Taylor grew up in Salt Lake City. She studied piano at the McCune School of Music. She received her BM from the University of Utah in 1937, her MM from Columbia Teachers College in 1941, and her degree in composition from Juilliard in 1945, where she completed a three-movement symphony. She worked at the Martha Graham Dance Company as a composition pianist and worked with Aaron Copland on "Appalachian Spring." In this role, she honed her skills as an improviser. In 1948, her violin sonata was recognized with a National Association of Composers and Conductors Award.
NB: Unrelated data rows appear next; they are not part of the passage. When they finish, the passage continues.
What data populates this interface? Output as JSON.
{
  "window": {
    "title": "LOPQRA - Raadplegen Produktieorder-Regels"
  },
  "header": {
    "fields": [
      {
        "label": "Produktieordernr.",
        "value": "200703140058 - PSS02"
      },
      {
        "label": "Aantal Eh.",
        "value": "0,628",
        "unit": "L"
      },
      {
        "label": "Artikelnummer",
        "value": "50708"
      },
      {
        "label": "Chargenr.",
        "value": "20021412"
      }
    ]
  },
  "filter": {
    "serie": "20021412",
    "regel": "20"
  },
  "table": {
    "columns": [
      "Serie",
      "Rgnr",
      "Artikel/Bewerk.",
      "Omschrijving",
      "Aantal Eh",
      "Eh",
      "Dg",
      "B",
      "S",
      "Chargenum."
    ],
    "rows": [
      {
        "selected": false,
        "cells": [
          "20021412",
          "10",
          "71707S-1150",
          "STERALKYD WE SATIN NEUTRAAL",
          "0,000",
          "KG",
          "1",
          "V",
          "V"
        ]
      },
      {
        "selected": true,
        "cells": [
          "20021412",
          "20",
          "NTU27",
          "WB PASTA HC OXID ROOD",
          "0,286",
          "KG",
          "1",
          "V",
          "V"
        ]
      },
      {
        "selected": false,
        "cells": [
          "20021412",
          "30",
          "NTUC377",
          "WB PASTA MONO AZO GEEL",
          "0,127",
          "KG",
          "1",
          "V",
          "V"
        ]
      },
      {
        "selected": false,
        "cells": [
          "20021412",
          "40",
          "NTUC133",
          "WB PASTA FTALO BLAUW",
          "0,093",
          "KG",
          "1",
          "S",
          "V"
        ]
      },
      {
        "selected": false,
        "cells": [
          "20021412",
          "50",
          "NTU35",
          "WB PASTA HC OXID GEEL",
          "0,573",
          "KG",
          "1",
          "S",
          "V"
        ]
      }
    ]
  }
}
She was killed in an auto collision.

== Helen Taylor Johannesen Scholarship ==
Taylor's sister, Beverly Sorensen, established the Helen Taylor Johannesen Memorial Endowed Scholarship at Brigham Young University. The scholarship supports a music composition major by paying for their tuition and lesson fees.

== Recordings ==
In 2001 and 2007, pianist Grant Johannesen recorded his wife's music in two albums: "Discovering Helen Taylor" and "Discovering Helen Taylor 2." They include recordings of Taylor's Symphony, piano music, and chamber music.